There is also another ExtJS textmate bundle available at, written by krzak from the Ext forums. If you have a UC Berkeley managed Mac OS machine, you can download TextMate via self-service. Thanks go to rdougan for his contributions and organisation also. The extend snippet is one of the larger ones but even the small ones are very useful (pressing c then tab is much nicer than typing console.log(”) each time).Īny suggestions/contributions are welcome. Hopefully it’s obvious how much time things like this can save when generating repetitive, boilerplate code. The actual characters typed are these: extend MyWindow Ext.Window mywindow Special window class The snippet takes you through a few editable areas such as the name of your new class, the name of the class you’re extending, xtype definition and description, then dumps the cursor inside the Ext.applyIf block. To use this you can just type ‘extend’ into a JS file in TextMate/E and press tab. Git clone git:///edspencer/Ĭd C:Documents and Settings You can install it like this:Ĭd ~/Library/Application Support/TextMate/Bundles Ive been using it myself and its definitely better than manually installing bundles. I’ve got a good collection of these built up so thought I’d make them available on Github.

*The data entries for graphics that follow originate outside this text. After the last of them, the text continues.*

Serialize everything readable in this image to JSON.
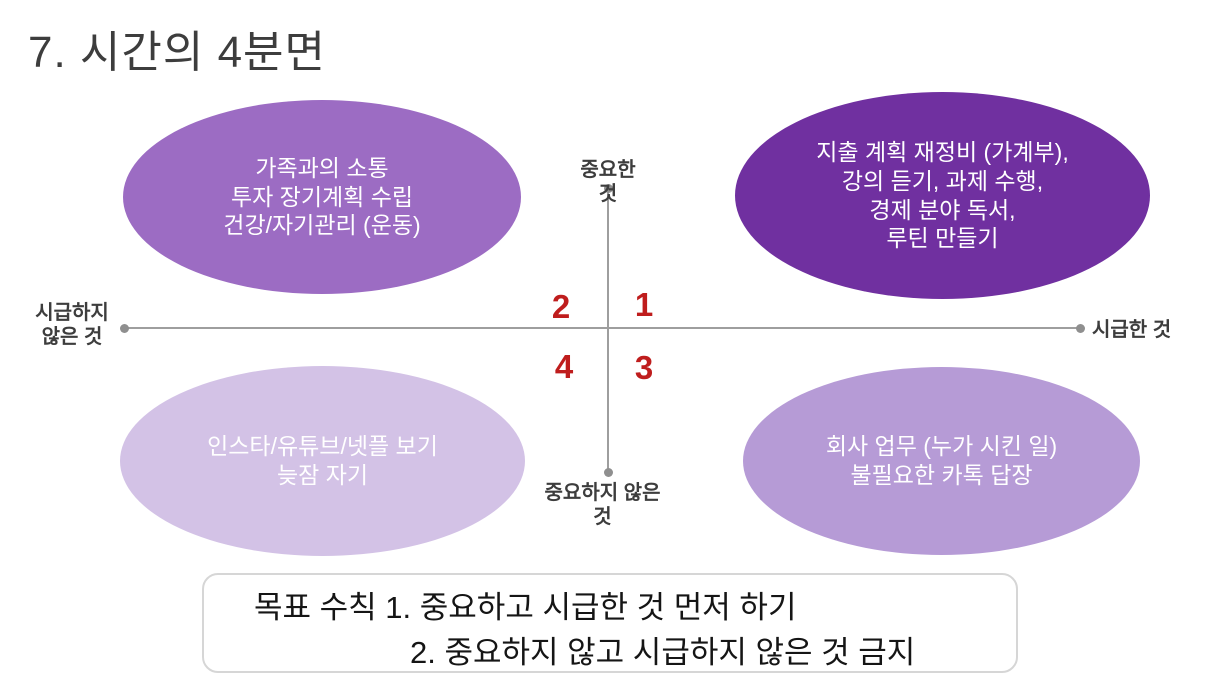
{
  "title": "7. 시간의 4분면",
  "colors": {
    "q1_fill": "#7030a0",
    "q2_fill": "#9c6cc3",
    "q3_fill": "#b69bd6",
    "q4_fill": "#d3c2e6",
    "quadrant_number": "#bf1d1d",
    "axis_line": "#9e9e9e",
    "title_text": "#3d3d3d",
    "ellipse_text": "#ffffff"
  },
  "axes": {
    "top_label": "중요한\n것",
    "bottom_label": "중요하지 않은\n것",
    "left_label": "시급하지\n않은 것",
    "right_label": "시급한 것"
  },
  "quadrants": {
    "q1": {
      "number": "1",
      "text": "지출 계획 재정비 (가계부),\n강의 듣기, 과제 수행,\n경제 분야 독서,\n루틴 만들기"
    },
    "q2": {
      "number": "2",
      "text": "가족과의 소통\n투자 장기계획 수립\n건강/자기관리 (운동)"
    },
    "q3": {
      "number": "3",
      "text": "회사 업무 (누가 시킨 일)\n불필요한 카톡 답장"
    },
    "q4": {
      "number": "4",
      "text": "인스타/유튜브/넷플 보기\n늦잠 자기"
    }
  },
  "note_box": {
    "line1": "목표 수칙 1. 중요하고 시급한 것 먼저 하기",
    "line2": "2. 중요하지 않고 시급하지 않은 것 금지"
  }
}
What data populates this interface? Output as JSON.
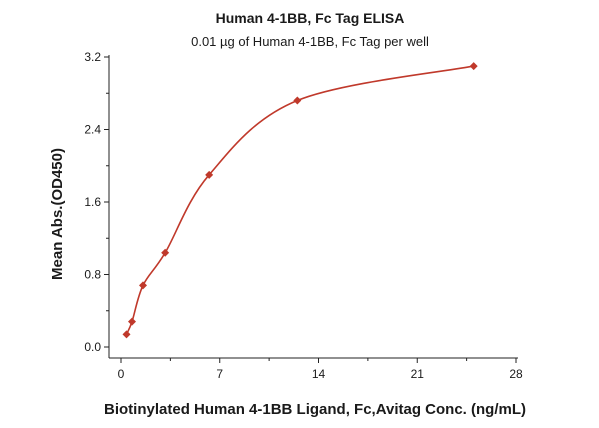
{
  "chart_data": {
    "type": "scatter",
    "title": "Human 4-1BB, Fc Tag ELISA",
    "subtitle": "0.01 µg of Human 4-1BB, Fc Tag per well",
    "xlabel": "Biotinylated Human 4-1BB Ligand, Fc,Avitag Conc. (ng/mL)",
    "ylabel": "Mean Abs.(OD450)",
    "xlim": [
      0,
      28
    ],
    "ylim": [
      0,
      3.2
    ],
    "x_ticks": [
      0,
      7,
      14,
      21,
      28
    ],
    "y_ticks": [
      0.0,
      0.8,
      1.6,
      2.4,
      3.2
    ],
    "x_tick_labels": [
      "0",
      "7",
      "14",
      "21",
      "28"
    ],
    "y_tick_labels": [
      "0.0",
      "0.8",
      "1.6",
      "2.4",
      "3.2"
    ],
    "grid": false,
    "series": [
      {
        "marker": "diamond",
        "color": "#c0392b",
        "x": [
          0.39,
          0.78,
          1.56,
          3.13,
          6.25,
          12.5,
          25
        ],
        "y": [
          0.14,
          0.28,
          0.68,
          1.04,
          1.9,
          2.72,
          3.1
        ],
        "fit": "smooth-curve"
      }
    ]
  }
}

It will help you pick new bundles in a nice GUI. One of the great things about Textmate is its bundle support, which allows you to create reusable code snippets (among other things). I develop on both OSX and Windows machines, and my editors of choice are Textmate and the excellent Windows clone E.

** Update: Added extra instructions when downloading the bundle instead of git cloning it. This is a TextMate Bundle for viewing and editing LLVM (Low Level Virtual Machine) assembly files (.ll). ** Update 2: I’ve recently cleaned up the bundle, removing stale snippets.